To their credit, Roma gave a strong account of themselves over the two legs. To haul themselves back into the tie from 5-0 down at Anfield was impressive. It’s not easy to go away from home with a three-goal lead. Roma were always going to throw everything at it, playing without fear and with nothing to lose. Liverpool, by contrast, had everything to lose. This is not a side built to defend a lead by sitting back and soaking up pressure.

Prior to the second leg, Roma had not conceded a single goal at home in the Champions League all season. Liverpool, though, chose not to play by the rules once more. Sadio Mané’s strike settles the nerves early on, and it’s Gini Wijnaldum’s first ever away goal since joining the club which ultimately ensures Liverpool emerge victorious over the two legs. You could not write it.

In truth, the final 7-6 scoreline flatters Roma somewhat. There should be no mistaking that they were deservedly beaten by Liverpool, even if they did manage to make things excruciatingly close right at the death. The penalty against James Milner in the first leg is very fortunate, and the one given against Ragnar Klavan is absurd. Milner’s own goal- amusing as it is in retrospect- was another significant slice of luck in Roma’s favour.

They would argue that Alexander-Arnold ought to have been sent off for blocking a certain goal with his hand, which also would have resulted in a penalty. Edin Dzeko was also felled in the box by Karius, only for the linesman to award an incorrect offside decision. Liverpool, though, were denied a stonewall penalty of their own when Mané was barged to the floor in the opening few minutes by Kostas Manolas.

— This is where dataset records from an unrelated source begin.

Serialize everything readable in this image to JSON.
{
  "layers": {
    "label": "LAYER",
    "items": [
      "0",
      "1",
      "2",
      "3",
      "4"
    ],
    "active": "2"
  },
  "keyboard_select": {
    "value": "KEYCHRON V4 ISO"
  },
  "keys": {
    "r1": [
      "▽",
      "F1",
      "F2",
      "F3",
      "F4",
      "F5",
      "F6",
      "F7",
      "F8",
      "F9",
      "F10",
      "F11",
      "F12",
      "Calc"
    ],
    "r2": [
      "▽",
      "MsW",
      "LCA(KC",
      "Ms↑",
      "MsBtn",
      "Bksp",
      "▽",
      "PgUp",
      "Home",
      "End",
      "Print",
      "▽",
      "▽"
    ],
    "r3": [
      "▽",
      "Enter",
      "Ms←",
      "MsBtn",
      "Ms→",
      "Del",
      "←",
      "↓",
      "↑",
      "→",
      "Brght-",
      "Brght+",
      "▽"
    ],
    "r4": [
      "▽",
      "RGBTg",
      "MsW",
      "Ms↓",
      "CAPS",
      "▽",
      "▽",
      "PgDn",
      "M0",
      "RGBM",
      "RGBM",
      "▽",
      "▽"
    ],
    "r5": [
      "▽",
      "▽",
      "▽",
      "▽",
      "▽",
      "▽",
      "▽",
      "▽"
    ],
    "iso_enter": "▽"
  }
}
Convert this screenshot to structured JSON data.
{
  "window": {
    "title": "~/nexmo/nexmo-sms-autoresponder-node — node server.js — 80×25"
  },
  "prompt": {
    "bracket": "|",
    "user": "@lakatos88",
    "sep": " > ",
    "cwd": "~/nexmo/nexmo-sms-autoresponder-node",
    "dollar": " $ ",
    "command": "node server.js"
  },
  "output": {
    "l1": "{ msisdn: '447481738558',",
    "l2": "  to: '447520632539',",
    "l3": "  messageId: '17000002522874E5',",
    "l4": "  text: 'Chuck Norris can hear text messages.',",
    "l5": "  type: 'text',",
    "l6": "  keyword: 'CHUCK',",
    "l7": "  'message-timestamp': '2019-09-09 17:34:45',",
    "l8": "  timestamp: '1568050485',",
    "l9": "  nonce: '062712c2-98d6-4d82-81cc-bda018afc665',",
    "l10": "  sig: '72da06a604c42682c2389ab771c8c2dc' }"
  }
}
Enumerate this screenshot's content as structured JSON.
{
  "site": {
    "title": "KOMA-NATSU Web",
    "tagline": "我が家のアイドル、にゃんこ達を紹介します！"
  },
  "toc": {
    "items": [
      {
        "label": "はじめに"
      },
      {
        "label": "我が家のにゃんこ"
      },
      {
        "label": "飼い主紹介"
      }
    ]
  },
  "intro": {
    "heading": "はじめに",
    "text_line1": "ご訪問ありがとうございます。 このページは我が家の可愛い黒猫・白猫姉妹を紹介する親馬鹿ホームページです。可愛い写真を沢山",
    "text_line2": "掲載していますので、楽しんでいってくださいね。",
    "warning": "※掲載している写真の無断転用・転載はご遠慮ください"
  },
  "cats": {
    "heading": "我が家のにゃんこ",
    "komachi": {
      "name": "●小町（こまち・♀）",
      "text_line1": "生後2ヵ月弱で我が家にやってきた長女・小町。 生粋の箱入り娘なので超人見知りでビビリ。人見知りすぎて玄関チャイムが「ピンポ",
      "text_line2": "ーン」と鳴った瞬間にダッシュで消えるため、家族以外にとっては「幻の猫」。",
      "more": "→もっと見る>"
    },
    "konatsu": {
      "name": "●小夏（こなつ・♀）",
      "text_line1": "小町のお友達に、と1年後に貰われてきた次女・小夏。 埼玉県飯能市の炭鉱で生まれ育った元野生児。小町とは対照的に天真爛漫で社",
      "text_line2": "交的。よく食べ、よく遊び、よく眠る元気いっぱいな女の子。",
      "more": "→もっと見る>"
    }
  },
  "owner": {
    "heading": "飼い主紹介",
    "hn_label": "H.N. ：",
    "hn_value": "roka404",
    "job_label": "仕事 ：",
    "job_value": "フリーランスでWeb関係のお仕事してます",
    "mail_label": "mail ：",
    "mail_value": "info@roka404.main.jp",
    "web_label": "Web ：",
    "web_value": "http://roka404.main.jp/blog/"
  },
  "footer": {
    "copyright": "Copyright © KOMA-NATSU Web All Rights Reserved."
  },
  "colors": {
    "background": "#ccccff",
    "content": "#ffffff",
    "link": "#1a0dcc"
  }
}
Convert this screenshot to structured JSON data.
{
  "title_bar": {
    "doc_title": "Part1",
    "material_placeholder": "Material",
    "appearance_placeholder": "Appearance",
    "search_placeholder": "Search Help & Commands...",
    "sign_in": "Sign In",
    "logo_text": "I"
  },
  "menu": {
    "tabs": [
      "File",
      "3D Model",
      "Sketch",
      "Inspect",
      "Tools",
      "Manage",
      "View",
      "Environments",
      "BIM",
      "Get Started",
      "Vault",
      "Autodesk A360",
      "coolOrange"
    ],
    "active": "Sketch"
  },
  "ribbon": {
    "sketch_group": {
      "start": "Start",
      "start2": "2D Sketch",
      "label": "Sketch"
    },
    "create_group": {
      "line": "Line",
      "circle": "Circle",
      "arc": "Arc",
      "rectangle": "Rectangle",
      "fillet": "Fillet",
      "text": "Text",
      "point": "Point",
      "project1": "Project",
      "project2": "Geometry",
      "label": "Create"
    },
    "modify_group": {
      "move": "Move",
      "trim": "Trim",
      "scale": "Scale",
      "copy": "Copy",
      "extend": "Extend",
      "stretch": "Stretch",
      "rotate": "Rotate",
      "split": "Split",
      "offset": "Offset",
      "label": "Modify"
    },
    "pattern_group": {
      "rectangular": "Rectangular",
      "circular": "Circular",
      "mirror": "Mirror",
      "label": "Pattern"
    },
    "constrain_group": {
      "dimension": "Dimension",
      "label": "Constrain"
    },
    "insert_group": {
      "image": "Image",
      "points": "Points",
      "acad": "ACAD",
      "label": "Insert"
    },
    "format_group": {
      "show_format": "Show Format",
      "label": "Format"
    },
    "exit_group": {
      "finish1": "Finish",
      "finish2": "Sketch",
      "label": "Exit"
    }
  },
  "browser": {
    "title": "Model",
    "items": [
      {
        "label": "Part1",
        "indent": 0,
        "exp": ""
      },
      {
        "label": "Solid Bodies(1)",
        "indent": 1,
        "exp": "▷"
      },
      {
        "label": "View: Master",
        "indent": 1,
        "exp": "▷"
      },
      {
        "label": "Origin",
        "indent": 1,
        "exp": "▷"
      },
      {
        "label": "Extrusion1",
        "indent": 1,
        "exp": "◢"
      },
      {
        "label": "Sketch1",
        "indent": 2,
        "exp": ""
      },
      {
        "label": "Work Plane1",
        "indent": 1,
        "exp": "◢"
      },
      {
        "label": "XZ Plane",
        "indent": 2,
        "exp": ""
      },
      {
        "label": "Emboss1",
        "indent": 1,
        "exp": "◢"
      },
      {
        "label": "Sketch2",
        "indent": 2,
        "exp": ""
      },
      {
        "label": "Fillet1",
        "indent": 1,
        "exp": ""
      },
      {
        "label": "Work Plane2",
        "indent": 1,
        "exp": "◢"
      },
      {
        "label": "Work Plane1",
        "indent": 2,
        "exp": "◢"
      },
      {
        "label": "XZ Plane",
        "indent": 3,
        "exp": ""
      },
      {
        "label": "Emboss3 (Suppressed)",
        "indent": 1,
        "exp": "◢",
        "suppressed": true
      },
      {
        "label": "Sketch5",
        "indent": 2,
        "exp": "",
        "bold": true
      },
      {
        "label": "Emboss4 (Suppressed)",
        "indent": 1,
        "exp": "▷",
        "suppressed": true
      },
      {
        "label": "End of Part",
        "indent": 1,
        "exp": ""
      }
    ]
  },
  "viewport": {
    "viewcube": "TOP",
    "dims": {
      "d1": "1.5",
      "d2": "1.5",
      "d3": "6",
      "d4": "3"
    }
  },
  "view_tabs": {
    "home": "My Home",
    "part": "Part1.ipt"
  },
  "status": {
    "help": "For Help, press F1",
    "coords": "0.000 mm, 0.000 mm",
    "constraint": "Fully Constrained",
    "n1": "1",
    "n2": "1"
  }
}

Overall, this tie was not decided by the referee, but by the gap in quality between the two sides, which ultimately saw Liverpool prevail by a smaller margin than ought to have been the case. Critics will point towards Liverpool’s defensive lapses in conceding four goals on the night, but when a side like Roma are playing without any fear and launching everything within their power at goal, chaos can ensue.

Virgil van Dijk emerges from the tie having fully justified his decision to join Liverpool over Man City. He has played a pivotal role in this European campaign and looks worth every penny of the £75 million Liverpool paid to make him the most expensive defender of all time. It doesn’t phase him, at all.

For every single Liverpool player, this was a collective triumph of resilience and determination in a scenario they have never faced before. You could see it when they collapsed to the floor at the final whistle in exhaustion, just how much energy was poured into this endeavour.

And so Kiev is the reward. Real Madrid, a side littered with superstars and a pedigree of delivering in the crucial moments of the very biggest games, lie in wait. The previewing of that fixture can wait for another day. There will be lots of talk between now and then about Klopp’s poor record in the finals, but to lose a final requires reaching a final, and the fact is that Klopp has defied all the odds in reaching this stage for the second time in his five seasons managing in this competition.

Now is not the time to overthink what lies ahead, but to relish the present and take in this spectacular feat in all its resplendent glory thus far.